Relevant work experience is absolutely not necessary to get in for PPE anywhere; I never did any.
For supercurriculars, the main one would be reading. There are lots of reading lists and suggestions out there on the web, such as the ones linked in the post above me. I would recommend starting with some general introductory works on the subjects, as much as anything just to make sure that you know what philosophy, politics and economics are all about, and that you actually will enjoy studying them. Some books I personally found particularly enjoyable and useful were relevant titles in the Very Short Introductions series, The Accidental Theorist by Paul Krugman, Political Philosophy by Adam Swift, and What Does It All Mean? by Thomas Nagel.
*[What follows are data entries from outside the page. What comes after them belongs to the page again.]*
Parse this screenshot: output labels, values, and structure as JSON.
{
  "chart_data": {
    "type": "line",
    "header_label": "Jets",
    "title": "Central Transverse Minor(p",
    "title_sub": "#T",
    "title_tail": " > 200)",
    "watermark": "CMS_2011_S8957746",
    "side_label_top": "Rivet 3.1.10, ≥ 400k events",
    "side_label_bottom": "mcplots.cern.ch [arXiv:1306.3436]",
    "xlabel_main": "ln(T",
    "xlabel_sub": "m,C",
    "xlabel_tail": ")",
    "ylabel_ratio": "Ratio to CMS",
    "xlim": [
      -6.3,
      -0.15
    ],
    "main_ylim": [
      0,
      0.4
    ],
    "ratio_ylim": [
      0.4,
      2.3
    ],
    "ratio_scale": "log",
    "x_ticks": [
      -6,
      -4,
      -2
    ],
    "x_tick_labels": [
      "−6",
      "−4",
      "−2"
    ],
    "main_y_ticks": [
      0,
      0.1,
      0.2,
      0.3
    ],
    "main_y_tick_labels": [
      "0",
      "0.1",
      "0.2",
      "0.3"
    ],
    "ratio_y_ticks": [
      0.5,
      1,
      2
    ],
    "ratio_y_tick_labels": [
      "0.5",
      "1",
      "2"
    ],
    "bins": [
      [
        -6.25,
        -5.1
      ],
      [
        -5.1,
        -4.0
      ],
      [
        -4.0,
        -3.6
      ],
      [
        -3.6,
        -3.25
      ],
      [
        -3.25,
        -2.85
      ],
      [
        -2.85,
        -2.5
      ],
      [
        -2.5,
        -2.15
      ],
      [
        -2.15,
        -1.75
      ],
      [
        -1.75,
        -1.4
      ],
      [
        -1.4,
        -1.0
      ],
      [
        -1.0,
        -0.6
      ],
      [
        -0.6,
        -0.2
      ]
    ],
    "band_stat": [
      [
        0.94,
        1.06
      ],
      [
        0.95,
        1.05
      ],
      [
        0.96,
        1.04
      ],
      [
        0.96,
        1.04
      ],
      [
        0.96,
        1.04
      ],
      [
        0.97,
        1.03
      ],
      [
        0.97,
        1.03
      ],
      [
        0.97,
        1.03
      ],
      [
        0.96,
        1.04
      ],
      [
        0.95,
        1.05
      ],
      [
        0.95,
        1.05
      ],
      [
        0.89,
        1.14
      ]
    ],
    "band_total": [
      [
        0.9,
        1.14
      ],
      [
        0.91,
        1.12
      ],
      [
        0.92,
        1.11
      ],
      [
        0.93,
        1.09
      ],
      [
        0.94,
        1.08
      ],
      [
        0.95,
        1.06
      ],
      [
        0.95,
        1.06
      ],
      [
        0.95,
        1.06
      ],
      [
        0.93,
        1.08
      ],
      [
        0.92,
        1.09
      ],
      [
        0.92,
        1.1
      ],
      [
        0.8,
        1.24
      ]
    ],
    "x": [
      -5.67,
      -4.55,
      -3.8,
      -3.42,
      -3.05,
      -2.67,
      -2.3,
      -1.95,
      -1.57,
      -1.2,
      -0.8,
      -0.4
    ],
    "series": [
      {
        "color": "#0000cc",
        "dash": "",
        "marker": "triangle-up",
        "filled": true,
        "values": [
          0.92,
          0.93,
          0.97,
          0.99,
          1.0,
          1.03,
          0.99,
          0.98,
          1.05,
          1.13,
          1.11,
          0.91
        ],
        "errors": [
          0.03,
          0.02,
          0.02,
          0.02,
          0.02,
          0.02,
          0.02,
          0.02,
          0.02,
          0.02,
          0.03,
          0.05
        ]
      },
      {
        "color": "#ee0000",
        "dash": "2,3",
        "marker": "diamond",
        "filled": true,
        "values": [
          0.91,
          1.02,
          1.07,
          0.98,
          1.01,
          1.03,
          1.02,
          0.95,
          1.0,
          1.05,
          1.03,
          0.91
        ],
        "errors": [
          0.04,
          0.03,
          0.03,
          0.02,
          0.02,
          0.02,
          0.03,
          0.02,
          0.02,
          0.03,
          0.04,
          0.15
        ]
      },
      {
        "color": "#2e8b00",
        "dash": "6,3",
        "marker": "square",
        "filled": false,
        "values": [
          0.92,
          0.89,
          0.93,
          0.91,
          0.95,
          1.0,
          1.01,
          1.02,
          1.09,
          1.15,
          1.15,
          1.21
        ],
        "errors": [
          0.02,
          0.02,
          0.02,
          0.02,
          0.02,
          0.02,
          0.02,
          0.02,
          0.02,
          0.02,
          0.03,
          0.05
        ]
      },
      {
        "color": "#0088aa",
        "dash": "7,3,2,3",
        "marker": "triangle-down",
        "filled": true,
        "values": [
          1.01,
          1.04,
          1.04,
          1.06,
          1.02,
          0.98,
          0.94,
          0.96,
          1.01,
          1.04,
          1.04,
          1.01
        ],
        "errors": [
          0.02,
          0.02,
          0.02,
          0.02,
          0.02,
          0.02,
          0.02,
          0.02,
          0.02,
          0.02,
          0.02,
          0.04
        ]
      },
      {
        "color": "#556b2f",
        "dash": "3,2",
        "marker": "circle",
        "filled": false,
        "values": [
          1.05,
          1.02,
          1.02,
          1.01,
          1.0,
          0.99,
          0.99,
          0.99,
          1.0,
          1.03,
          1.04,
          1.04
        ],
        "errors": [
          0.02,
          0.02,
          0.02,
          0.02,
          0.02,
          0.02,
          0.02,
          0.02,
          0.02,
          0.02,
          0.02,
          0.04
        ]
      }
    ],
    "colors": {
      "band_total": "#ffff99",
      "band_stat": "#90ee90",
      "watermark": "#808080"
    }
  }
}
From there you could potentially move on to some books in more specific sub-fields that you have a particular interest in - in your personal statement, it’s a good idea to talk about some more detailed areas of interest, which will be more impressive to universities than just reciting the stock general reading list. Overall though, don’t feel like you need to read a ton; certainly at no point should you be reading so much that it’s distracting from your school work.
Other than reading, there’s not really any supercurriculars that are absolutely necessary. If your school or college runs any discussion clubs on politics, philosophy, and economics, it would probably be a good idea to join them, and equally a general debating society might be useful, particularly if you’re planning on applying to Oxford (not sure if you are), as it would help to hone the kind of skills needed for interview.
Overall, my advice would be to do what you enjoy, and explore your passion for PPE. There’s certainly no need to overwhelm yourself with supercurriculars at all. By far the most important thing for making a competitive application is to build and maintain a strong academic record, including good predicted grades.